A year later, John Hersey published his report about the bombing, called simply Hiroshima. It was only a year or so after that, at the age of six or seven, that I picked it up off my father’s bookshelf and read.
To read this book while still haunted by the photos of the concentration camps marked me forever. The veils of childhood were ripped away. There was no place to run, and no place to hide. My sheltered existence was a sham. In the face of such evil, my own unhappiness in a family where I was a misfit receded into insignificance.

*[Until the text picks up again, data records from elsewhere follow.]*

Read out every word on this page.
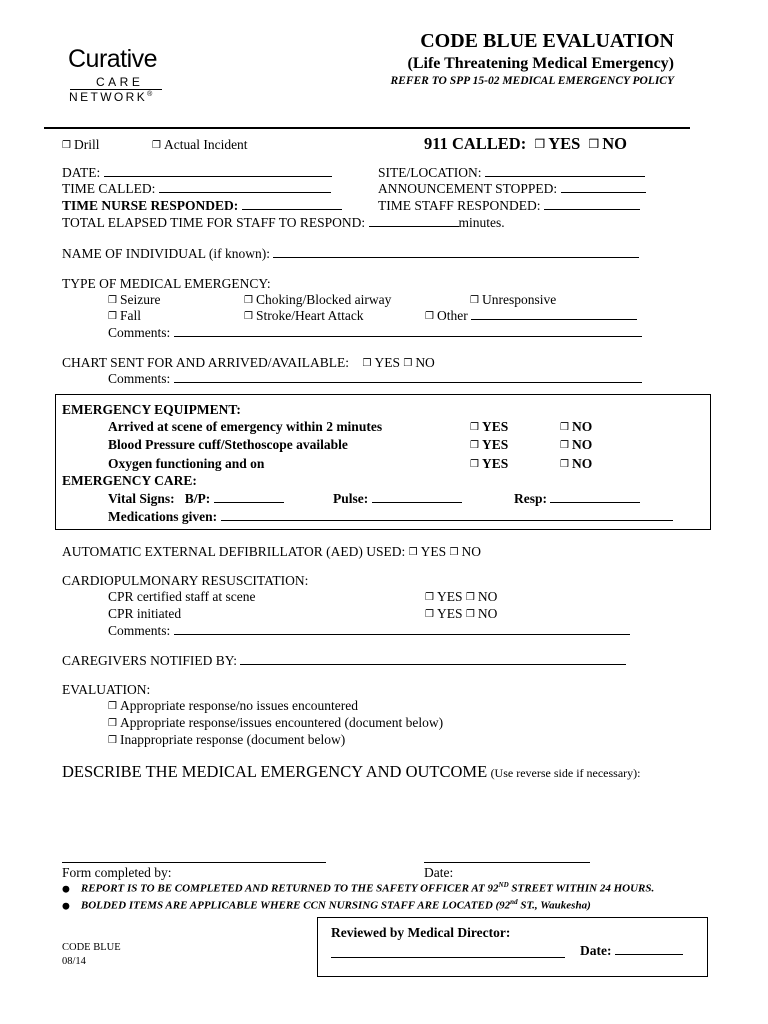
Curative
CARE
NETWORK®
CODE BLUE EVALUATION
(Life Threatening Medical Emergency)
REFER TO SPP 15-02 MEDICAL EMERGENCY POLICY
❒ Drill	❒ Actual Incident	911 CALLED: ❒ YES ❒ NO
DATE:	SITE/LOCATION:
TIME CALLED:	ANNOUNCEMENT STOPPED:
TIME NURSE RESPONDED:	TIME STAFF RESPONDED:
TOTAL ELAPSED TIME FOR STAFF TO RESPOND:	minutes.
NAME OF INDIVIDUAL (if known):
TYPE OF MEDICAL EMERGENCY:
❒ Seizure	❒ Choking/Blocked airway	❒ Unresponsive
❒ Fall	❒ Stroke/Heart Attack	❒ Other
Comments:
CHART SENT FOR AND ARRIVED/AVAILABLE: ❒ YES ❒ NO
Comments:
EMERGENCY EQUIPMENT:
Arrived at scene of emergency within 2 minutes	❒ YES	❒ NO
Blood Pressure cuff/Stethoscope available	❒ YES	❒ NO
Oxygen functioning and on	❒ YES	❒ NO
EMERGENCY CARE:
Vital Signs: B/P:	Pulse:	Resp:
Medications given:
AUTOMATIC EXTERNAL DEFIBRILLATOR (AED) USED: ❒ YES ❒ NO
CARDIOPULMONARY RESUSCITATION:
CPR certified staff at scene	❒ YES ❒ NO
CPR initiated	❒ YES ❒ NO
Comments:
CAREGIVERS NOTIFIED BY:
EVALUATION:
❒ Appropriate response/no issues encountered
❒ Appropriate response/issues encountered (document below)
❒ Inappropriate response (document below)
DESCRIBE THE MEDICAL EMERGENCY AND OUTCOME (Use reverse side if necessary):
Form completed by:	Date:
● REPORT IS TO BE COMPLETED AND RETURNED TO THE SAFETY OFFICER AT 92ND STREET WITHIN 24 HOURS.
● BOLDED ITEMS ARE APPLICABLE WHERE CCN NURSING STAFF ARE LOCATED (92nd ST., Waukesha)
Reviewed by Medical Director:
Date:
CODE BLUE
08/14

When I grew older, another layer of horror was added as I began to understand the cynicism that surround the entire Manhattan Project, the cynicism that pervaded Washington, D.C. where we were then living. That the first nuclear test was called ‘Trinity’ was only slightly less obscene than the fact that Little Boy was dropped on Hiroshima on the Feast of the Transfiguration, and Fat Man on Nagasaki during the Octave.

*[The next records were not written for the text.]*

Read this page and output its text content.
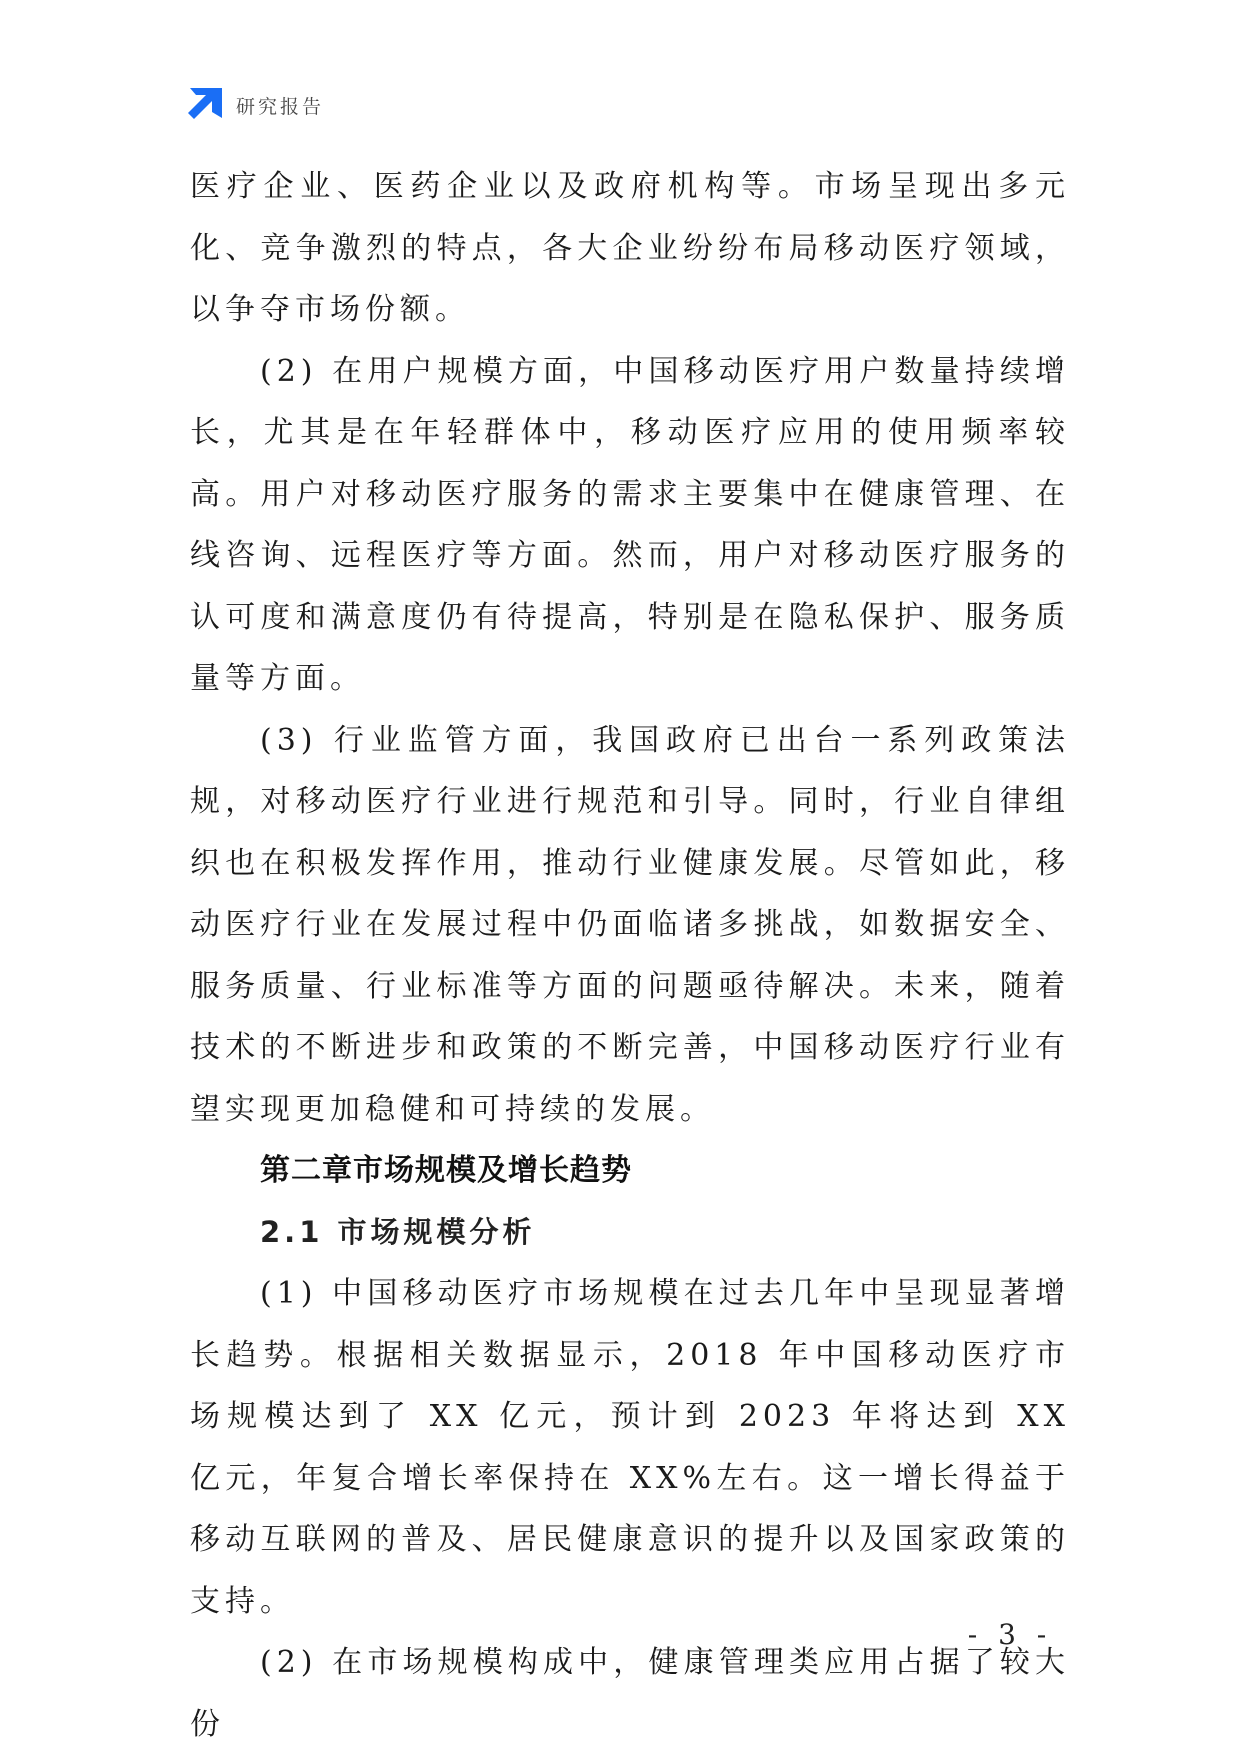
研究报告

医疗企业、医药企业以及政府机构等。市场呈现出多元化、竞争激烈的特点，各大企业纷纷布局移动医疗领域，以争夺市场份额。

(2) 在用户规模方面，中国移动医疗用户数量持续增长，尤其是在年轻群体中，移动医疗应用的使用频率较高。用户对移动医疗服务的需求主要集中在健康管理、在线咨询、远程医疗等方面。然而，用户对移动医疗服务的认可度和满意度仍有待提高，特别是在隐私保护、服务质量等方面。

(3) 行业监管方面，我国政府已出台一系列政策法规，对移动医疗行业进行规范和引导。同时，行业自律组织也在积极发挥作用，推动行业健康发展。尽管如此，移动医疗行业在发展过程中仍面临诸多挑战，如数据安全、服务质量、行业标准等方面的问题亟待解决。未来，随着技术的不断进步和政策的不断完善，中国移动医疗行业有望实现更加稳健和可持续的发展。

第二章市场规模及增长趋势
2.1 市场规模分析

(1) 中国移动医疗市场规模在过去几年中呈现显著增长趋势。根据相关数据显示，2018 年中国移动医疗市场规模达到了 XX 亿元，预计到 2023 年将达到 XX 亿元，年复合增长率保持在 XX%左右。这一增长得益于移动互联网的普及、居民健康意识的提升以及国家政策的支持。

(2) 在市场规模构成中，健康管理类应用占据了较大份

- 3 -
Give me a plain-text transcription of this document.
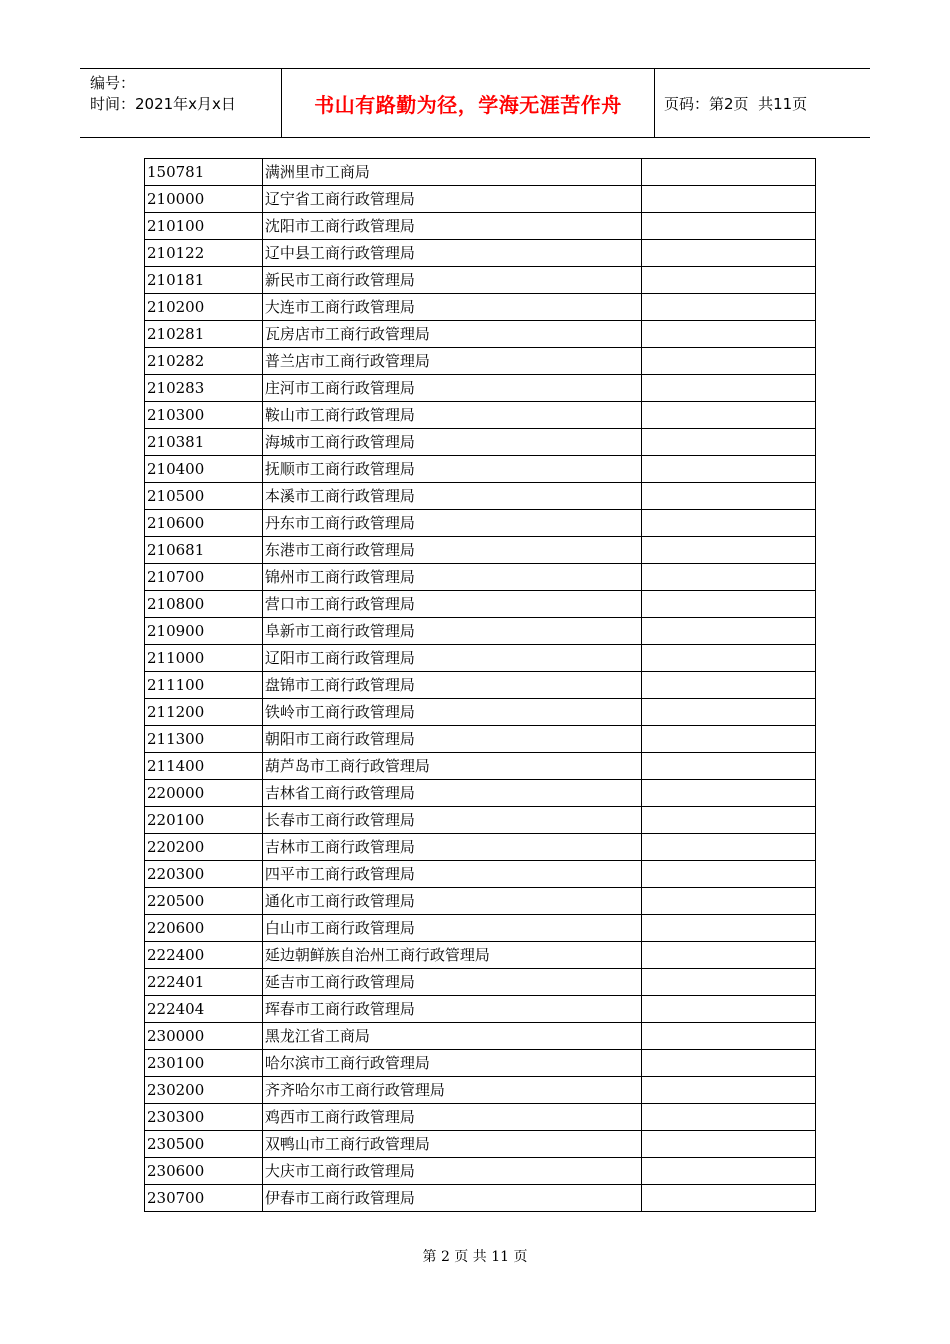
编号：
时间：2021年x月x日	书山有路勤为径，学海无涯苦作舟	页码：第2页  共11页
150781	满洲里市工商局	
210000	辽宁省工商行政管理局	
210100	沈阳市工商行政管理局	
210122	辽中县工商行政管理局	
210181	新民市工商行政管理局	
210200	大连市工商行政管理局	
210281	瓦房店市工商行政管理局	
210282	普兰店市工商行政管理局	
210283	庄河市工商行政管理局	
210300	鞍山市工商行政管理局	
210381	海城市工商行政管理局	
210400	抚顺市工商行政管理局	
210500	本溪市工商行政管理局	
210600	丹东市工商行政管理局	
210681	东港市工商行政管理局	
210700	锦州市工商行政管理局	
210800	营口市工商行政管理局	
210900	阜新市工商行政管理局	
211000	辽阳市工商行政管理局	
211100	盘锦市工商行政管理局	
211200	铁岭市工商行政管理局	
211300	朝阳市工商行政管理局	
211400	葫芦岛市工商行政管理局	
220000	吉林省工商行政管理局	
220100	长春市工商行政管理局	
220200	吉林市工商行政管理局	
220300	四平市工商行政管理局	
220500	通化市工商行政管理局	
220600	白山市工商行政管理局	
222400	延边朝鲜族自治州工商行政管理局	
222401	延吉市工商行政管理局	
222404	珲春市工商行政管理局	
230000	黑龙江省工商局	
230100	哈尔滨市工商行政管理局	
230200	齐齐哈尔市工商行政管理局	
230300	鸡西市工商行政管理局	
230500	双鸭山市工商行政管理局	
230600	大庆市工商行政管理局	
230700	伊春市工商行政管理局	
第 2 页 共 11 页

I find myself wondering if we shouldn’t have a penitential day in the national calendar, ‘The Remembrance of the Four Horsemen of the Apocalypse.’
Whether or not the bombs that fell on Hiroshima and Nagasaki were necessary to shorten the ending of the war or not is a debate that will never be resolved. But the USA bears the moral opprobrium of being the only country that has ever used nuclear devices in anger, and for opening the door to annihilation of life on the planet as we know it. Some day the sun will become a gas giant and devour the earth; we are in grave danger of anticipating that event by several billion years with our artificial suns.
There are now seven nations that have nuclear weapons. The world is as bloody, violent, and amoral now as at any time during the Second World War. What would happen, say, if the so-called Islamic State, which has vowed to obliterate the entire cultural heritage of Iraq, got hold of nuclear weapons? If you wept on seeing the destruction of the millennia-old winged guardians of Babylon by jihadists, then you have a glimmer, perhaps, of the unimaginable destruction we try to ignore.
John Hersey’s book was reissued today by Penguin for only £1.99. Buy it. Read it. Read it not once but once a month, even once a week. Read it in church. Read it in book clubs. As hearts in South Africa were changed one by one to abolish apartheid, so hearts must be changed one by one to rid ourselves of the scourge of nuclear weapons before we blow ourselves and everything we love to radioactive dust.
‘Dust thou art, and to dust thou shalt return’ takes on a whole new meaning in the blinding flash of nuclear fusion. Will it be the dust from which creation arises, or the dust by which we immolate the last vestige of creation?